Wenn etwas gesagt oder getan wurde, mit dem du nicht einverstanden bist, bitte darum, zu einem bestimmten Zeitpunkt zurückzuspulen, um dort das Spiel fortzusetzen. Sprich offen an, um welchen Inhalt es geht, und sei offen dafür, gemeinsam herauszuarbeiten, wohin sich die Geschichte von hier aus entwickeln soll.
Dieses Werkzeug sollte generell eher für kleinere Veränderungen und spezifische Probleme eingesetzt werden, die mit einer kurzen Diskussion und einer veränderten Entscheidung in der Szene aus der Welt geschafft werden können.

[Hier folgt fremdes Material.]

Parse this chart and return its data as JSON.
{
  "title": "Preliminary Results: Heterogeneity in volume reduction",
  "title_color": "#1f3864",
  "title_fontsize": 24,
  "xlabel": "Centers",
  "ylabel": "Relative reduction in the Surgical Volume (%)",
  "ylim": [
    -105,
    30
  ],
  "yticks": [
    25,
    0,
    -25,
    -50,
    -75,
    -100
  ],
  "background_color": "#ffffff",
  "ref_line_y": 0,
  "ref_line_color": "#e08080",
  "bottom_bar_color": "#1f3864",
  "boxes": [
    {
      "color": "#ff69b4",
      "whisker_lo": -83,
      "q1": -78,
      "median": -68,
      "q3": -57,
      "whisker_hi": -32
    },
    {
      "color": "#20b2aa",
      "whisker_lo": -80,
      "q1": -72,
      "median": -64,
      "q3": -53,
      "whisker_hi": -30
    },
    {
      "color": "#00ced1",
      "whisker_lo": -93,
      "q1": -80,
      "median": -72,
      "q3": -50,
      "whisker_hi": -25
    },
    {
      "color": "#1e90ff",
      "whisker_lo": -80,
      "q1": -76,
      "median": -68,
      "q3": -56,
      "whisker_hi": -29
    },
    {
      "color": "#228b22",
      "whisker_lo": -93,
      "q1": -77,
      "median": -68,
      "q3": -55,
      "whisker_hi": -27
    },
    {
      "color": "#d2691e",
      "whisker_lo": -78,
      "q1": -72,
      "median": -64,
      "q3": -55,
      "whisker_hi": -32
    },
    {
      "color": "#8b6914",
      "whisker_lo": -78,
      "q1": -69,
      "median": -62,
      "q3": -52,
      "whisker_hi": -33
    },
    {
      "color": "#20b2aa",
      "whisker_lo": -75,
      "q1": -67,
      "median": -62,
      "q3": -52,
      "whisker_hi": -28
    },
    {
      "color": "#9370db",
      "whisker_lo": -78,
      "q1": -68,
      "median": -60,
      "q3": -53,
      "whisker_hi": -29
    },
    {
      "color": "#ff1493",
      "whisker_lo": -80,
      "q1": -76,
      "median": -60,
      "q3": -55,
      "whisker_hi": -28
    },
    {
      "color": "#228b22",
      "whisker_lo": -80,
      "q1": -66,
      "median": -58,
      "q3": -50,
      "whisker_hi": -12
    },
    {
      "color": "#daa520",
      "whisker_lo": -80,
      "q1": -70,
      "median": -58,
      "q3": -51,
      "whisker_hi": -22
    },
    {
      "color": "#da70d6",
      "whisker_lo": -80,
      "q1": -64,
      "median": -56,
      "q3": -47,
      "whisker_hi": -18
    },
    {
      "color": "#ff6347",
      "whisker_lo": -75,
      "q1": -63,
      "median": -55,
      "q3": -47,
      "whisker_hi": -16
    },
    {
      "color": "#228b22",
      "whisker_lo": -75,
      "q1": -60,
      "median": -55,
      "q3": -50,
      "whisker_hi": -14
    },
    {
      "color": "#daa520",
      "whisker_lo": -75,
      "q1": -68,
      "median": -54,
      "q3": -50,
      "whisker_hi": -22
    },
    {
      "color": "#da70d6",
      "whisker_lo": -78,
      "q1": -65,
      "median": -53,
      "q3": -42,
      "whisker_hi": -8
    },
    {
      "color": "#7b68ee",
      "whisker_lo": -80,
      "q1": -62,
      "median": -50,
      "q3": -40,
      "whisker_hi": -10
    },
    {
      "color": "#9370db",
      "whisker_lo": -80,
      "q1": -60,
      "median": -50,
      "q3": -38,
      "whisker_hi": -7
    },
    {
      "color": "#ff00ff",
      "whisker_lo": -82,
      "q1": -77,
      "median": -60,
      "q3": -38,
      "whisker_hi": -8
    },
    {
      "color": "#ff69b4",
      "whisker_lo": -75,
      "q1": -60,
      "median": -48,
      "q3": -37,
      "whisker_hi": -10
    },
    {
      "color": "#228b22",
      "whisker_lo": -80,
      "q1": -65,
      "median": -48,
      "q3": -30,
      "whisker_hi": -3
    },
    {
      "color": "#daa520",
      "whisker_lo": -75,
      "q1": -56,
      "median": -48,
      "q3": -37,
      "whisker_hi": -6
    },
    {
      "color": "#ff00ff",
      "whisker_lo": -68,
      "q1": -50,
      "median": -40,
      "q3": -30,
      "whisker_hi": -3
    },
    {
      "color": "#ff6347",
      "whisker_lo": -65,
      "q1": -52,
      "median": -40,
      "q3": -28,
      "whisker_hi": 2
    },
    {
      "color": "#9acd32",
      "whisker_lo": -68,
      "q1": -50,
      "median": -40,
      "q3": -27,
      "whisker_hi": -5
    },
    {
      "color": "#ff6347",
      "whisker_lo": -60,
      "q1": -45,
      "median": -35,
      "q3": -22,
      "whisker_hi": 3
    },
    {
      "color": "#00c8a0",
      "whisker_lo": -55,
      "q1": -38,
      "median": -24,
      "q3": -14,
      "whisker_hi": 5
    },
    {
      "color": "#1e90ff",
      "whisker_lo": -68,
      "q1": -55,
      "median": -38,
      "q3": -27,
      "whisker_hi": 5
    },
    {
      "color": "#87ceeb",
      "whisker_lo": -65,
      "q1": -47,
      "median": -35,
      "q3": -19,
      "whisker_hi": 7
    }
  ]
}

Du kannst auch eine Pause einfordern. Pausen sind dann sinnvoll, wenn es gerade zu heftig wird, du aber die Szene trotzdem weiterspielen willst. In der Pause müsste ihr die gerade gespielten Inhalte nicht diskutieren, es kann aber sinnvoll sein. Nach einer Pause kannst du dich immer noch dafür entscheiden, zurück- oder vorzuspulen. Du kannst sie aber auch einfach als kurze Unterbrechung der Handlung nutzen, in der du tief durchatmest, und danach ohne Veränderung oder Auslassungen weiterspielen. Du kannst so auch eine kurze Pause für persönliche Bedürfnisse anstoßen – Toilette, Hydrierung und so weiter – oder die Pause nutzen, um ein Thema zu diskutieren, das gerade hochgekommen ist, und damit zusammenhängende Bedürfnisse ansprechen.
Die Zeitlupe ist ein Mechanismus, mit dem du ausdrückst, dass du die nächste Szene langsam angehen möchtest. Wenn eine Person die Zeitlupe einsetzt, dann signalisiert sie, dass die folgende Szene neu oder heikel ist, oder vielleicht ein Thema beinhaltet, das Unsicherheit auslöst. Sie signalisiert damit der Gruppe, dass sie die Szene sorgfältig ausspielen möchte. Die Person, die diese Zeitlupe ausgelöst hat, sollte „weiter“ sagen, wenn das normale Spieltempo wieder aufgenommen werden kann.
Die Zeitlupe kann eingesetzt werden, wenn Spieler*innen auf Inhalte stoßen, von denen sie wissen, dass sie darauf sensibel reagieren, oder auch bei neuen Themen oder Inhalten. Die Gruppe sollte auf die Bedürfnisse des*der Spieler*in Rücksicht nehmen. Fahre mit dem geplanten Thema oder Inhalt fort, aber vergewissere dich gelegentlich bei der Person, die die Zeitlupe eingesetzt hat, ob es für sie weiterhin okay ist weiterzumachen. Das schafft den*die Spieler*in die Möglichkeit, sich beim Einsatz anderer Kurskorrektur-Werkzeuge sicher zu fühlen, ohne Angst zu haben, das Spiel zu unterbrechen.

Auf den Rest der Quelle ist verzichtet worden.